常に心がけてほしいのは、日ごろからの挨拶、声かけ、顔見知りになるということです。来園したら、「おはようございます」とか、「寒かったですねえ」とか、とにかく保護者と口がきけなかったらまともな会話なんてできっこない。
気をつけてほしいことは、決めつけ、思い込みなどの先入観は一切捨てることです。例えば、私たちは医者ですけれども、いろいろなことで「あのお母さんは」とか、よく看護師さんと話をします。そういう概念があって、先生と言われると何を思い出すかというと、日ごろの噂です。「おや、困ったな」とか、「どうして逃げようか」とか。
ところが、実際はそうじゃなくて、いかに決めつけ、思い込みが多いか。不思議なことに、人間というのは一度思い込んだらなかなか抜けないのです。

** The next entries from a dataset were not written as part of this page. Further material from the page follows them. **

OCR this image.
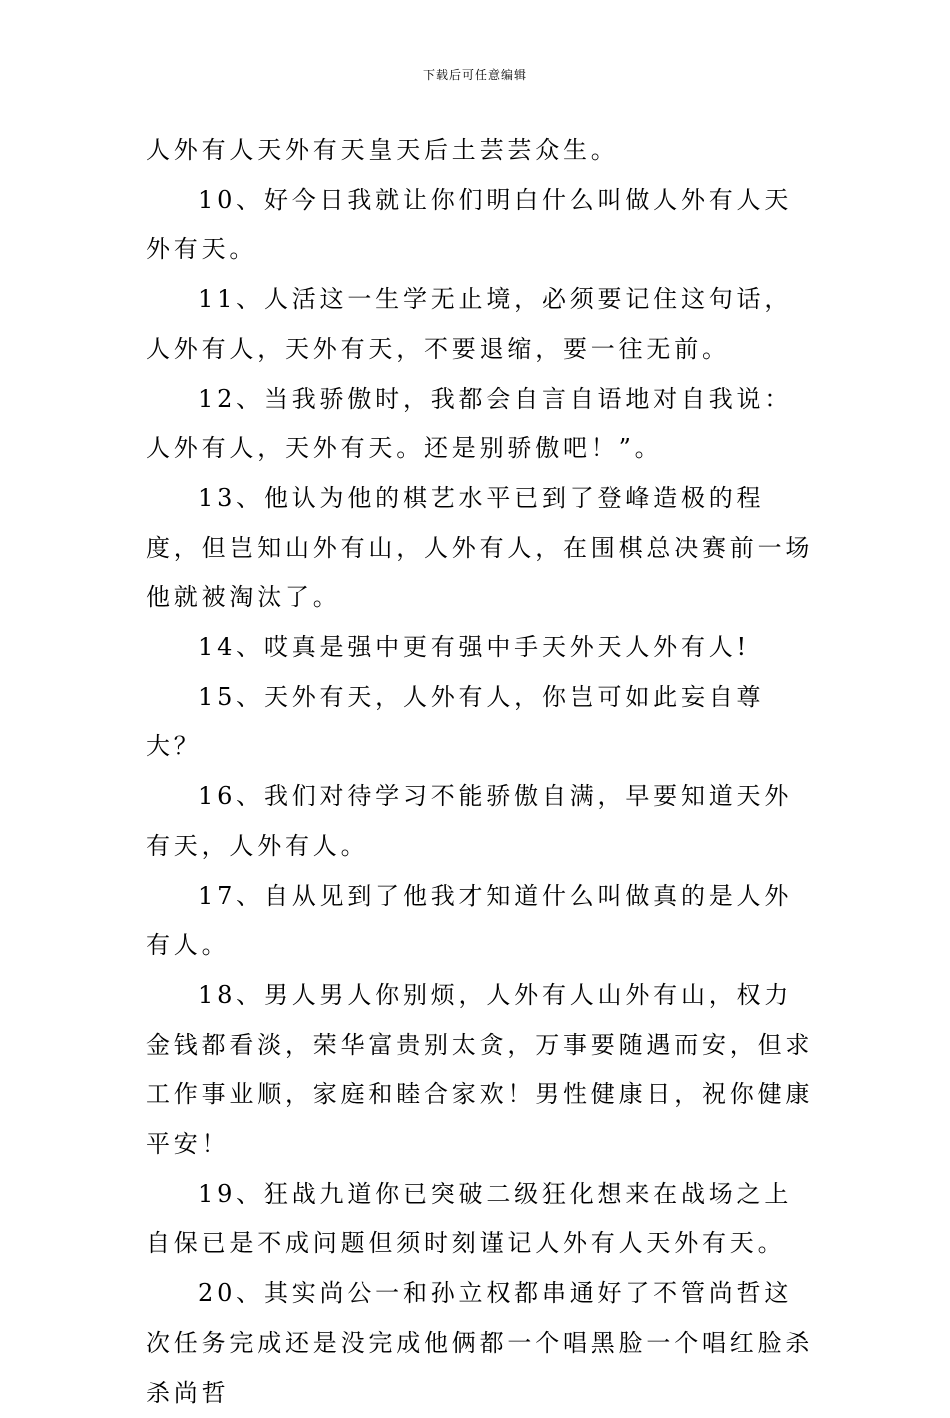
下载后可任意编辑

人外有人天外有天皇天后土芸芸众生。

10、好今日我就让你们明白什么叫做人外有人天外有天。

11、人活这一生学无止境，必须要记住这句话，人外有人，天外有天，不要退缩，要一往无前。

12、当我骄傲时，我都会自言自语地对自我说：人外有人，天外有天。还是别骄傲吧！”。

13、他认为他的棋艺水平已到了登峰造极的程度，但岂知山外有山，人外有人，在围棋总决赛前一场他就被淘汰了。

14、哎真是强中更有强中手天外天人外有人!

15、天外有天，人外有人，你岂可如此妄自尊大？

16、我们对待学习不能骄傲自满，早要知道天外有天，人外有人。

17、自从见到了他我才知道什么叫做真的是人外有人。

18、男人男人你别烦，人外有人山外有山，权力金钱都看淡，荣华富贵别太贪，万事要随遇而安，但求工作事业顺，家庭和睦合家欢！男性健康日，祝你健康平安！

19、狂战九道你已突破二级狂化想来在战场之上自保已是不成问题但须时刻谨记人外有人天外有天。

20、其实尚公一和孙立权都串通好了不管尚哲这次任务完成还是没完成他俩都一个唱黑脸一个唱红脸杀杀尚哲
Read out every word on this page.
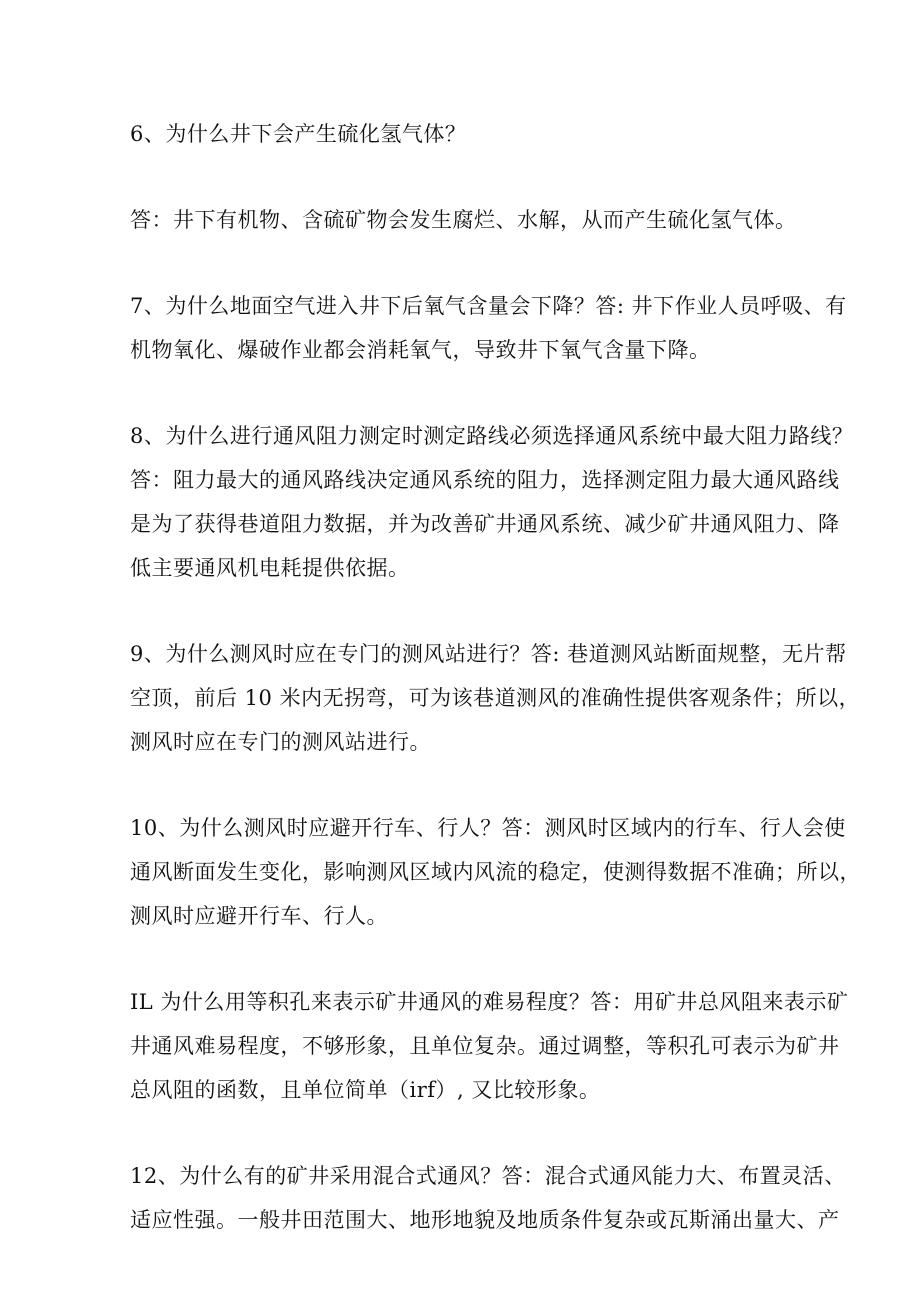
6、为什么井下会产生硫化氢气体？

答：井下有机物、含硫矿物会发生腐烂、水解，从而产生硫化氢气体。

7、为什么地面空气进入井下后氧气含量会下降？答: 井下作业人员呼吸、有
机物氧化、爆破作业都会消耗氧气，导致井下氧气含量下降。

8、为什么进行通风阻力测定时测定路线必须选择通风系统中最大阻力路线？
答：阻力最大的通风路线决定通风系统的阻力，选择测定阻力最大通风路线
是为了获得巷道阻力数据，并为改善矿井通风系统、减少矿井通风阻力、降
低主要通风机电耗提供依据。

9、为什么测风时应在专门的测风站进行？答: 巷道测风站断面规整，无片帮
空顶，前后 10 米内无拐弯，可为该巷道测风的准确性提供客观条件；所以，
测风时应在专门的测风站进行。

10、为什么测风时应避开行车、行人？答：测风时区域内的行车、行人会使
通风断面发生变化，影响测风区域内风流的稳定，使测得数据不准确；所以，
测风时应避开行车、行人。

IL 为什么用等积孔来表示矿井通风的难易程度？答：用矿井总风阻来表示矿
井通风难易程度，不够形象，且单位复杂。通过调整，等积孔可表示为矿井
总风阻的函数，且单位简单（irf）, 又比较形象。

12、为什么有的矿井采用混合式通风？答：混合式通风能力大、布置灵活、
适应性强。一般井田范围大、地形地貌及地质条件复杂或瓦斯涌出量大、产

で、それを持っていたら相手が敏感に感じます。そうしたら、おはようと言ったときから敵か味方です。
では、どうすればいいかといったら、思いつきを消すための方法として、自分の興味を別に移すのです。「このお母さんはこんなお母さんだけど、ご主人はどんなご主人かなあ」とか、「どんな育ち方したのかなあ」とか、「あんなに痩せているけど、何食べてるのかなあ」とか、関係ないことを考えて見方が変わると、意外と公平な目で見られるのです。
ですから、自分が「この親」と文句を言う前に、自分の先入観を捨てて、どんな人とでも同じ態度で話すことを心がけてください。これは非常に難しいです。それから、話しやすい場と雰囲気を設けること。あくまでも肯定的な態度で話すということです。
会話の最初は難しい話ではなくて、「今日は寒いですねえ」「いい天気ですねえ」「どこにお住まいなの?」「何でいらしたの?」「幼稚園で○○ちゃん、こんなことしていたので驚きましたよ」とか、なるべくいい話、相手が答えやすい話から入ります。
もう一つは、決して一回で解決しようと思わない。何回でも話す。最初はとにかく聴き役に徹して、話しているうちにお母さんの感情とか気持ちが動いたら、「それは大変ですねえ」とか、「つらいでしょう」とか、「そりゃ楽しいですねえ」とか、返すことです。
話した時点でどうも自分一人では負えそうもなかったら、上の主任さんとか、園長先生とかに相談して、話をして貰うことです、話をしていてわからないときは確認することです。話をしていてわからないことは相手の言葉で返すのです。「いま、ちょっと大変と言ったけど、どんなことですか?」と。そうすると話しの内容が具体的にわかります。
あとは、もし困った事があるのだったら、ミーティングのときでも、話してみんなと相談してどうするかを解決されたらいいと思います。